Premièrement, il y a l'idée de promouvoir des solutions de rechange et des substituts durables et abordables aux matières plastiques et aux technologies relevant des amendements à la Convention de Bâle concernant les déchets plastiques.  Une liste est en train d'émerger en ce qui concerne certains biens et services essentiels (1) qui pourraient faire l'objet de plus d'échanges.

Un deuxième domaine concerne l'action commerciale axée sur les plastiques à usage unique et d'autres matières plastiques nocives et non nécessaires. Nous pouvons voir que les produits en plastique à usage unique, les emballages et les déchets plastiques nocifs (2) sont des questions de premier plan pour nos Membres. Nous pouvons voir apparaître une liste des “plus mauvais élèves” dans le cadre de laquelle nos Membres agissent déjà.

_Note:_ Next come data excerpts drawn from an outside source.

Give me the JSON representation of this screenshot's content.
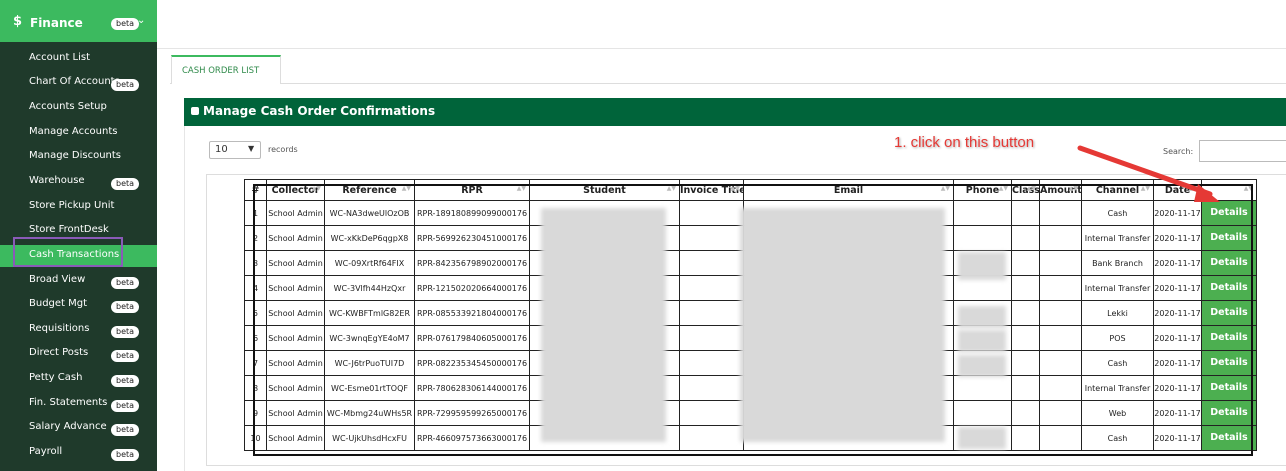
{
  "sidebar": {
    "header": {
      "icon": "dollar-icon",
      "title": "Finance",
      "badge": "beta"
    },
    "items": [
      {
        "label": "Account List",
        "badge": ""
      },
      {
        "label": "Chart Of Accounts",
        "badge": "beta"
      },
      {
        "label": "Accounts Setup",
        "badge": ""
      },
      {
        "label": "Manage Accounts",
        "badge": ""
      },
      {
        "label": "Manage Discounts",
        "badge": ""
      },
      {
        "label": "Warehouse",
        "badge": "beta"
      },
      {
        "label": "Store Pickup Unit",
        "badge": ""
      },
      {
        "label": "Store FrontDesk",
        "badge": ""
      },
      {
        "label": "Cash Transactions",
        "badge": ""
      },
      {
        "label": "Broad View",
        "badge": "beta"
      },
      {
        "label": "Budget Mgt",
        "badge": "beta"
      },
      {
        "label": "Requisitions",
        "badge": "beta"
      },
      {
        "label": "Direct Posts",
        "badge": "beta"
      },
      {
        "label": "Petty Cash",
        "badge": "beta"
      },
      {
        "label": "Fin. Statements",
        "badge": "beta"
      },
      {
        "label": "Salary Advance",
        "badge": "beta"
      },
      {
        "label": "Payroll",
        "badge": "beta"
      }
    ],
    "active_index": 8
  },
  "tab": {
    "label": "CASH ORDER LIST"
  },
  "panel": {
    "title": "Manage Cash Order Confirmations"
  },
  "controls": {
    "length_value": "10",
    "length_suffix": "records",
    "search_label": "Search:"
  },
  "annotation": "1. click on this button",
  "table": {
    "columns": [
      "#",
      "Collector",
      "Reference",
      "RPR",
      "Student",
      "Invoice Title",
      "Email",
      "Phone",
      "Class",
      "Amount",
      "Channel",
      "Date",
      ""
    ],
    "rows": [
      {
        "n": "1",
        "collector": "School Admin",
        "reference": "WC-NA3dweUlOzOB",
        "rpr": "RPR-189180899099000176",
        "channel": "Cash",
        "date": "2020-11-17",
        "action": "Details"
      },
      {
        "n": "2",
        "collector": "School Admin",
        "reference": "WC-xKkDeP6qgpX8",
        "rpr": "RPR-569926230451000176",
        "channel": "Internal Transfer",
        "date": "2020-11-17",
        "action": "Details"
      },
      {
        "n": "3",
        "collector": "School Admin",
        "reference": "WC-09XrtRf64FIX",
        "rpr": "RPR-842356798902000176",
        "channel": "Bank Branch",
        "date": "2020-11-17",
        "action": "Details"
      },
      {
        "n": "4",
        "collector": "School Admin",
        "reference": "WC-3Vlfh44HzQxr",
        "rpr": "RPR-121502020664000176",
        "channel": "Internal Transfer",
        "date": "2020-11-17",
        "action": "Details"
      },
      {
        "n": "5",
        "collector": "School Admin",
        "reference": "WC-KWBFTmlG82ER",
        "rpr": "RPR-085533921804000176",
        "channel": "Lekki",
        "date": "2020-11-17",
        "action": "Details"
      },
      {
        "n": "6",
        "collector": "School Admin",
        "reference": "WC-3wnqEgYE4oM7",
        "rpr": "RPR-076179840605000176",
        "channel": "POS",
        "date": "2020-11-17",
        "action": "Details"
      },
      {
        "n": "7",
        "collector": "School Admin",
        "reference": "WC-J6trPuoTUI7D",
        "rpr": "RPR-082235345450000176",
        "channel": "Cash",
        "date": "2020-11-17",
        "action": "Details"
      },
      {
        "n": "8",
        "collector": "School Admin",
        "reference": "WC-Esme01rtTOQF",
        "rpr": "RPR-780628306144000176",
        "channel": "Internal Transfer",
        "date": "2020-11-17",
        "action": "Details"
      },
      {
        "n": "9",
        "collector": "School Admin",
        "reference": "WC-Mbmg24uWHs5R",
        "rpr": "RPR-729959599265000176",
        "channel": "Web",
        "date": "2020-11-17",
        "action": "Details"
      },
      {
        "n": "10",
        "collector": "School Admin",
        "reference": "WC-UjkUhsdHcxFU",
        "rpr": "RPR-466097573663000176",
        "channel": "Cash",
        "date": "2020-11-17",
        "action": "Details"
      }
    ]
  },
  "colors": {
    "sidebar_bg": "#1f3a2b",
    "accent": "#3cba5f",
    "panel_header": "#00643a",
    "button": "#4caf50",
    "annotation": "#e53935"
  }
}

Une action concertée à ce sujet, y compris les meilleures pratiques, des lignes directrices et une harmonisation, pourrait apporter une contribution concrète. Un autre engagement de politique générale qui serait judicieux consisterait à restreindre/réglementer l'exportation des marchandises aussi visées par des restrictions/réglementations sur le marché intérieur.

Troisièmement, nos Membres établissent un Catalogue des mesures concernant les matières plastiques et liées au commerce, comprenant les prescriptions réglementaires, les mécanismes de prix et les mécanismes fondés sur le marché ainsi que les politiques de soutien utilisées par les Membres pour lutter contre la pollution par les plastiques. Cela permettrait aux Membres d'élaborer des plans d'action visant le commerce intérieur afin de contribuer à la lutte contre la pollution par les plastiques et éventuellement de parvenir à des engagement en ce sens à la CM13, suivant des délais clairs.

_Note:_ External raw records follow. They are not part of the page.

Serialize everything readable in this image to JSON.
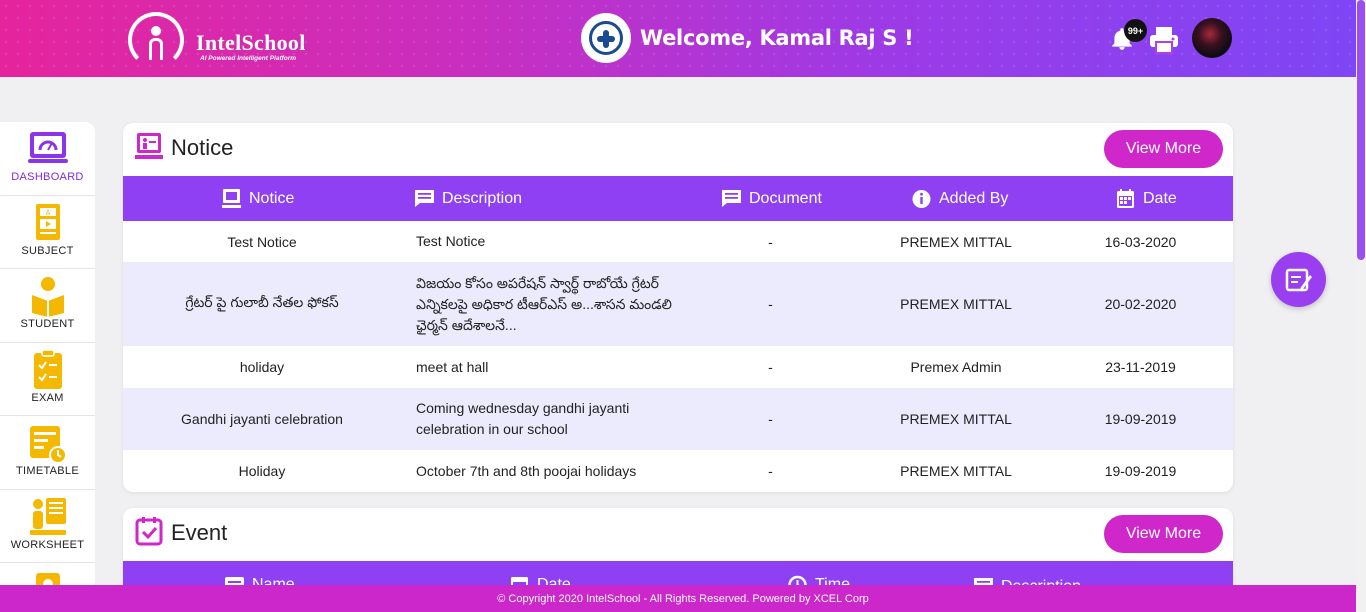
{
  "header": {
    "logo_name": "IntelSchool",
    "logo_tagline": "AI Powered Intelligent Platform",
    "welcome": "Welcome, Kamal Raj S !",
    "notification_count": "99+"
  },
  "sidebar": {
    "items": [
      {
        "label": "DASHBOARD",
        "icon": "dashboard-icon",
        "active": true
      },
      {
        "label": "SUBJECT",
        "icon": "subject-icon"
      },
      {
        "label": "STUDENT",
        "icon": "student-icon"
      },
      {
        "label": "EXAM",
        "icon": "exam-icon"
      },
      {
        "label": "TIMETABLE",
        "icon": "timetable-icon"
      },
      {
        "label": "WORKSHEET",
        "icon": "worksheet-icon"
      },
      {
        "label": "",
        "icon": "idea-icon"
      }
    ]
  },
  "notice": {
    "title": "Notice",
    "view_more": "View More",
    "columns": {
      "notice": "Notice",
      "description": "Description",
      "document": "Document",
      "added_by": "Added By",
      "date": "Date"
    },
    "rows": [
      {
        "notice": "Test Notice",
        "description": "Test Notice",
        "document": "-",
        "added_by": "PREMEX MITTAL",
        "date": "16-03-2020"
      },
      {
        "notice": "గ్రేటర్ పై గులాబీ నేతల ఫోకస్",
        "description": "విజయం కోసం అపరేషన్ స్వార్థ్ రాబోయే గ్రేటర్ ఎన్నికలపై అధికార టీఆర్ఎస్ అ...శాసన మండలి ఛైర్మన్ ఆదేశాలనే...",
        "document": "-",
        "added_by": "PREMEX MITTAL",
        "date": "20-02-2020"
      },
      {
        "notice": "holiday",
        "description": "meet at hall",
        "document": "-",
        "added_by": "Premex Admin",
        "date": "23-11-2019"
      },
      {
        "notice": "Gandhi jayanti celebration",
        "description": "Coming wednesday gandhi jayanti celebration in our school",
        "document": "-",
        "added_by": "PREMEX MITTAL",
        "date": "19-09-2019"
      },
      {
        "notice": "Holiday",
        "description": "October 7th and 8th poojai holidays",
        "document": "-",
        "added_by": "PREMEX MITTAL",
        "date": "19-09-2019"
      }
    ]
  },
  "event": {
    "title": "Event",
    "view_more": "View More",
    "columns": {
      "name": "Name",
      "date": "Date",
      "time": "Time",
      "description": "Description"
    }
  },
  "footer": {
    "text": "© Copyright 2020 IntelSchool - All Rights Reserved. Powered by XCEL Corp"
  },
  "colors": {
    "accent": "#8f40f2",
    "button": "#cf27c9",
    "alt_row": "#eceafd",
    "sidebar_icon": "#f5b800"
  }
}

Mesdames et Messieurs, j'ai l'espoir que les travaux que vous menez ici dans le cadre de l'APEC peuvent de nouveau montrer comment le commerce peut aboutir à des résultats significatifs en matière de durabilité. Vous pouvez nous inspirer dans les efforts que nous avons commencés à l'OMC. Comme vous l'avez clairement compris à travers mes messages, je ne vois aucune raison de nous opposer à différents types d'approches dans la politique commerciale lorsqu'il s'agit de promouvoir les biens publics et une économie durable. Bogor et Marrakech ensemble pour l'environnement! C'est mon appel aujourd'hui.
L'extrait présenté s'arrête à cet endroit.